= Liard River First Nation =

The Liard River First Nation, also known as the Liard First Nation (pronounced "lee-ahrd") is a First Nation in the southeastern Yukon in Canada. Its main centres are Upper Liard and Watson Lake along the Alaska Highway. The language originally spoken by the people of this First Nation was Kaska and the First Nation is a member of the Kaska Tribal Council which is pursuing land claims in the Yukon and northern British Columbia. Their Indian and Northern Affairs Canada band number is 502.

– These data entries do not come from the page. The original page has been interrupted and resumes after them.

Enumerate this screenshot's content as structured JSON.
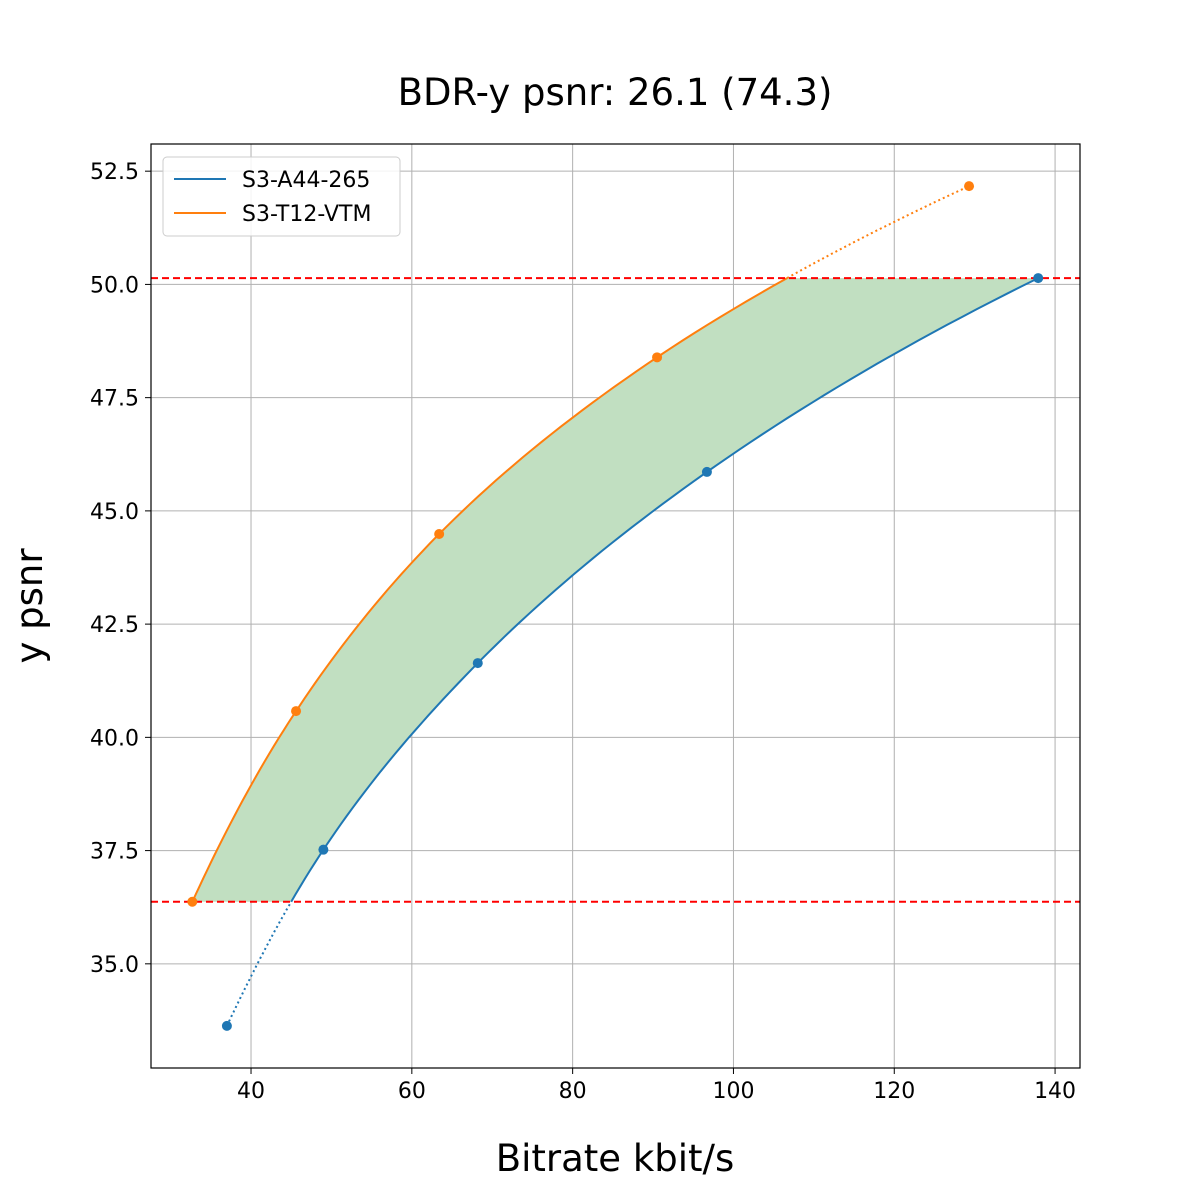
{
  "chart_data": {
    "type": "line",
    "title": "BDR-y psnr: 26.1 (74.3)",
    "xlabel": "Bitrate kbit/s",
    "ylabel": "y psnr",
    "xlim": [
      27.56,
      143.1
    ],
    "ylim": [
      32.7,
      53.1
    ],
    "xticks": [
      40,
      60,
      80,
      100,
      120,
      140
    ],
    "xtick_labels": [
      "40",
      "60",
      "80",
      "100",
      "120",
      "140"
    ],
    "yticks": [
      35.0,
      37.5,
      40.0,
      42.5,
      45.0,
      47.5,
      50.0,
      52.5
    ],
    "ytick_labels": [
      "35.0",
      "37.5",
      "40.0",
      "42.5",
      "45.0",
      "47.5",
      "50.0",
      "52.5"
    ],
    "grid": true,
    "legend_position": "top-left",
    "series": [
      {
        "name": "S3-A44-265",
        "color": "#1f77b4",
        "x": [
          37.0,
          49.0,
          68.2,
          96.7,
          137.9
        ],
        "y": [
          33.63,
          37.52,
          41.64,
          45.86,
          50.14
        ]
      },
      {
        "name": "S3-T12-VTM",
        "color": "#ff7f0e",
        "x": [
          32.7,
          45.6,
          63.4,
          90.5,
          129.3
        ],
        "y": [
          36.37,
          40.58,
          44.49,
          48.39,
          52.17
        ]
      }
    ],
    "reference_lines": {
      "color": "#ff0000",
      "style": "dashed",
      "y": [
        50.14,
        36.37
      ]
    },
    "fill_between": {
      "color": "#c1dfc1",
      "y_range": [
        36.37,
        50.14
      ]
    }
  }
}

==Population and demographics==
Its registered population in June 2011 was 1,152.

==Indian reserves==
Indian reserves under the governance of the Liard First Nation are:
- Blue River IR No.1, on the left bank of the Blue River at its confluence with the Dease, 65.20 ha.
- Dease River IR No.2 (Liard River Band), 6.4 km northeast of the confluence of the Blue and Dease Rivers, 157.40 ha.
- Dease River Indian Reserve No.3 (Liard River Band), left bank of the Dease River opposite the mouth of the Rapid River, 51.40 ha.
- Horse Ranch IR No.4, at Horse Ranch Pass, 14 miles north of Dease River I.R. No.3, 247.30 ha.
- Liard River IR No.3, left bank of the Liard River one mile south of Lower Post., 271.90 ha.
- McDames Creek IR No.3, left bank of the Dease River on both banks of the mouth of McDame Creek
- Mosquito Creek IR No.5, on the Major Hart River, a tributary of the Turnagain River, 30 miles northeast of Cry Lake, 518 ha.
- Muddy River IR No.1, on the left bank of the Liard River at Mile Post 540 of the Alaska Highway 70.80 ha.
- One Mile Point IR No.1, at the north end of Dease Lake at the outlet of the Dease River, opposite Porter's Landing, 47.70 ha.